Dr Kiel quickly demonstrates a version of the kettlebell chest press situp which works your chest, shoulders, back, abs and core
SportsMedReview
https://www.sportsmedreview.com/by-joint/
Wiki Sports Medicine
https://wikism.org/Main_Page
muscles worked kettlebell chest press situp
Shoulder: Deltoids, Teres major, rotator cuff (teres minor, supraspinatus, infraspinatus, subscapularis)
Chest: Pectoralis major, pectoralis minor
Core/Back: trapezius, latissimus dorsi, erector spinae (iliocostalis, longissimus, spinalis), transversospinales (multifidus, seminispinalis, rotatores), teres major, rhomboid major and minor, quadratus lumborum, serratus posterior / anterior,
Abdominal: transversus abdominis, rectus abdominis, external and internal obliques
Kettlebell workouts are a series of ballistic exercises that are great for your core and posture.

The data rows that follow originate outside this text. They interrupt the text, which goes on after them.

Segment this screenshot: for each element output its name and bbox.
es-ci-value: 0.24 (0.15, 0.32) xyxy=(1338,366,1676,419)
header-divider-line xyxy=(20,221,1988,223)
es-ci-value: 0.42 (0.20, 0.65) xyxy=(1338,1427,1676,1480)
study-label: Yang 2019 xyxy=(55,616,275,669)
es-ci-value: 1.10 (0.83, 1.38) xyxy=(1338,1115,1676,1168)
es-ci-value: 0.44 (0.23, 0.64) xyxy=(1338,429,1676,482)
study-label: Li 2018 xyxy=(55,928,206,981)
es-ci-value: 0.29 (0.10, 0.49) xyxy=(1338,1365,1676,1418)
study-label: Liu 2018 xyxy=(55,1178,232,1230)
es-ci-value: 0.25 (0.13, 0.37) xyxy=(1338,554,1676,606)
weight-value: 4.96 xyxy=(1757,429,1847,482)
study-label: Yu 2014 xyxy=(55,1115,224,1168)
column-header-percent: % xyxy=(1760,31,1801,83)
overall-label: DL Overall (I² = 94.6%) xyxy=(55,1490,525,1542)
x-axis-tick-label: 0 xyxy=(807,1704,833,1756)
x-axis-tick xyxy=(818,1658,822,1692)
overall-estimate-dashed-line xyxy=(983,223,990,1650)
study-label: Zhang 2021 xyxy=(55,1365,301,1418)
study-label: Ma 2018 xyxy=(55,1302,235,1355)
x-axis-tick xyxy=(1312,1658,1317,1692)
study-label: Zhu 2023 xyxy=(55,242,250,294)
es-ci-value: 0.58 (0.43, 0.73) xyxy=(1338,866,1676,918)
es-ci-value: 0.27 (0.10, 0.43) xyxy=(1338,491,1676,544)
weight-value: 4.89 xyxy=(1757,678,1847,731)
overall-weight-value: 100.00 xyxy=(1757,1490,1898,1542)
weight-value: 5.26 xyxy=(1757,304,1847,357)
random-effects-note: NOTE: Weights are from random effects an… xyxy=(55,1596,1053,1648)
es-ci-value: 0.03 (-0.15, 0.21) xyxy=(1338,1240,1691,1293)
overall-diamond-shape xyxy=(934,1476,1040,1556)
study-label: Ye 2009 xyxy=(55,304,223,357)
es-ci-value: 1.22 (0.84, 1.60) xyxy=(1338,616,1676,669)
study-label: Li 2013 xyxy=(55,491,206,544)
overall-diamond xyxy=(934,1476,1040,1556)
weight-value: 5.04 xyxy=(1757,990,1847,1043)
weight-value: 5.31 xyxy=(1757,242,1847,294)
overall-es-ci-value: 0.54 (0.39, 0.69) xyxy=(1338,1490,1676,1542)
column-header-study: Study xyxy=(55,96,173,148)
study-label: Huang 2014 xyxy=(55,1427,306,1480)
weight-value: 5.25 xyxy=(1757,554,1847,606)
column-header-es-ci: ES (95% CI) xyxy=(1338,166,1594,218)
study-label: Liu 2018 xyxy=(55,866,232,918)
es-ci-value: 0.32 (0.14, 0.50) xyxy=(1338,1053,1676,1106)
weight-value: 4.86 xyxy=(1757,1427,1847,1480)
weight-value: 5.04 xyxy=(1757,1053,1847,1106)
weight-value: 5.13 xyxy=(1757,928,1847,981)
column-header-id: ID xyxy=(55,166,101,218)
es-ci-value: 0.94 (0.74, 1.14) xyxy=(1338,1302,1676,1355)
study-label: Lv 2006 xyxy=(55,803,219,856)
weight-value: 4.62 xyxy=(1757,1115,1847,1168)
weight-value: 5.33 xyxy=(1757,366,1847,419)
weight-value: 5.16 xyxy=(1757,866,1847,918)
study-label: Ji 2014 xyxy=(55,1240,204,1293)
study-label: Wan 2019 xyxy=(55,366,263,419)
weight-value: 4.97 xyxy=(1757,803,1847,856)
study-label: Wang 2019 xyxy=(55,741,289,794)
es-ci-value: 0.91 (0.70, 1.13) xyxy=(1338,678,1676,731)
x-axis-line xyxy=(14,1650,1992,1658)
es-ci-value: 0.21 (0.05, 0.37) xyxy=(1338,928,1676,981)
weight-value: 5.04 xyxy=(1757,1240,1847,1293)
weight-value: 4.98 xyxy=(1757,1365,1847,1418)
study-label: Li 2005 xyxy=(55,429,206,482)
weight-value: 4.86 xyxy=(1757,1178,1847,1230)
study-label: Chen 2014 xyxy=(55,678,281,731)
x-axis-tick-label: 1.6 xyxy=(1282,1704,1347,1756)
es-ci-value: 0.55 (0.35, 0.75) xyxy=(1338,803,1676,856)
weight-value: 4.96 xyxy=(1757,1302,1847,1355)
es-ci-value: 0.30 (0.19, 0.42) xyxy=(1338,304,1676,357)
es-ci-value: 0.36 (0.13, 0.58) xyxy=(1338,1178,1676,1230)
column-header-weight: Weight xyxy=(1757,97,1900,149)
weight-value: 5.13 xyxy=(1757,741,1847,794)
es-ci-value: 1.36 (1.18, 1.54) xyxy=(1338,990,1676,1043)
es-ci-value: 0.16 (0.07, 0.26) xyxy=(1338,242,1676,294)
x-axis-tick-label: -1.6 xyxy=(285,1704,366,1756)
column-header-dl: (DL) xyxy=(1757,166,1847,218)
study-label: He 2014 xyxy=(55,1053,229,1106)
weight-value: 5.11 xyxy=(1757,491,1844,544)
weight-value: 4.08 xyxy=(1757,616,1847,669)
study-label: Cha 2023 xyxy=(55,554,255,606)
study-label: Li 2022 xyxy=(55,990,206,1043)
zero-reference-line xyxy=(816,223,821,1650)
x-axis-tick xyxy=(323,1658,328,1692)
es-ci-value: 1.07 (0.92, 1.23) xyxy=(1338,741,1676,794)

They are useful for powerlifting, bodybuilding, weightlifting, crossfit, HIIT (high intensity interval training), weight loss and fat burning. Use them to augment your other workouts such as body weight, barbell or dumbbell; ask your personal trainer how it can help you with your physique and develop those abs or six pack you always wanted. You can do them at home or at the gym to build muscle and get strong, burn fat and lose weight. Kettlebell exercises are also great for joint mobility, stability and flexibility especially at your knees, hips, back, and shoulders.